Mais elles finissent par se ressaisir et par reprendre, à nouveau, les fonctions politiques et didactiques qui furent les leurs dans l'imaginaire collectif de la IIe République. Elles s'érigeront, chez certains historiens et chez certains penseurs, en système interprétatif et en grille explicative des grands clivages "franco-français". Les succès électoraux de l'extrême droite, après 1984, provoqueront un regain spectaculaire de l'argumentation, laquelle sera amplement propagée, auprès du grand public, à des fins politico-didactiques évidentes. Consécutive à l'accession de Jean-Marie Le Pen au second tour des présidentielles, la crise politique d'avril 2002 portera la rhétorique des "deux France" — la bonne et la mauvaise — à son paroxysme [...].
Car le modèle des "deux France", pas plus qu'il ne peut s'accommoder de l'existence d'une extrême droite résistante, ne peut consentir à celle des gauches collaboratrices. La masse des "antiracistes-collaborateurs" lui est aussi intolérable que celle des "antisémites-résistants". Le modèle peut bien admettre, à la rigueur, que "quelques" gens de gauche se soient égarés à Vichy.

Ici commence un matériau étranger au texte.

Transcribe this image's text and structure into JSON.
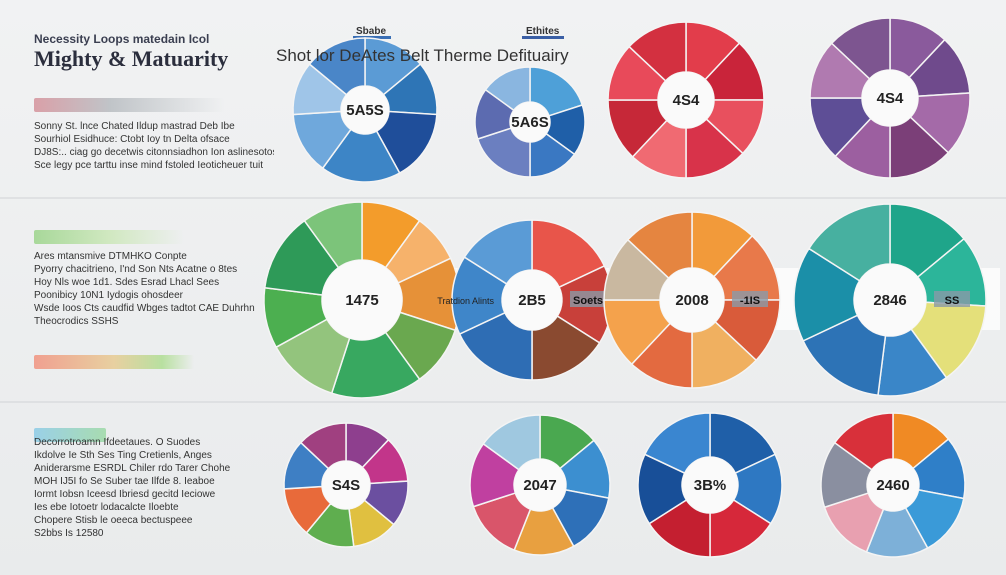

Il peut survivre, tout autant, à "quelques" cagoulards maurrassiens désorientés, voire même à "quelques" cagoulards erratiques et mal rasés qui auraient pris part à une résistance intégralement recrutée — qui oserait en douter ? — dans la gauche antifasciste et républicaine de 1936. Mais, sous peine de s'autodétruire, les "deux France" ne peuvent aller plus loin dans la voie des concessions. Poser que la collaboration fut de droite et la Résistance de gauche procède donc d'un impératif vital qui s'impose à tout discours, à toute recherche et à tout écrit sur la question.»
(Simon Epstein, Un Paradoxe français, Antiracistes dans la Collaboration, antisémites dans la Résistance, Albin Michel, 2008, pages 603-604).
On peut compléter la lecture d'Epstein par celle de Philippe Nemo, Les Deux Républiques françaises, PUF, 2008.
Pour fonctionner à plein, sous ses formes les plus exaltées, le système interprétatif ne doit évidemment s'autoriser aucune trace de scepticisme. Il doit au contraire se nourrir d'un millénarisme laïcisé, clairement un ersatz para-religieux, qui pousse à croire que le Salut (ou la Damnation) vient par la Politique. Par la Politique, on peut "changer la Vie", et établir "la Justice". La Politique dit où se situent le Bien et le Mal.
Le système agit jusque dans les vies individuelles, puisqu'il explique l'élaboration d'un recueil de fables comptant parmi les chefs-d'œuvres de fiction les plus fascinants de la vie politique française depuis la Libération : l'autobiographie massivement imaginaire de François Mitterrand.
Les connaisseurs apprécieront comment un ancien Croix-de-Feu qui avait conspué le professeur Jèze (conseiller juridique d'Haïlé Sélassié menacé par l'armée italienne de Mussolini) aura pu se donner le luxe d'accuser de Gaulle de fomenter un "coup d'état permanent".
Ce régime de haute tension émotionnelle s'est nettement affaibli, par exemple par rapport à ce que j'ai connu en 1981 dans mon entourage professionnel, mais il garde une réelle vigueur, comme la campagne actuelle le montre de nouveau.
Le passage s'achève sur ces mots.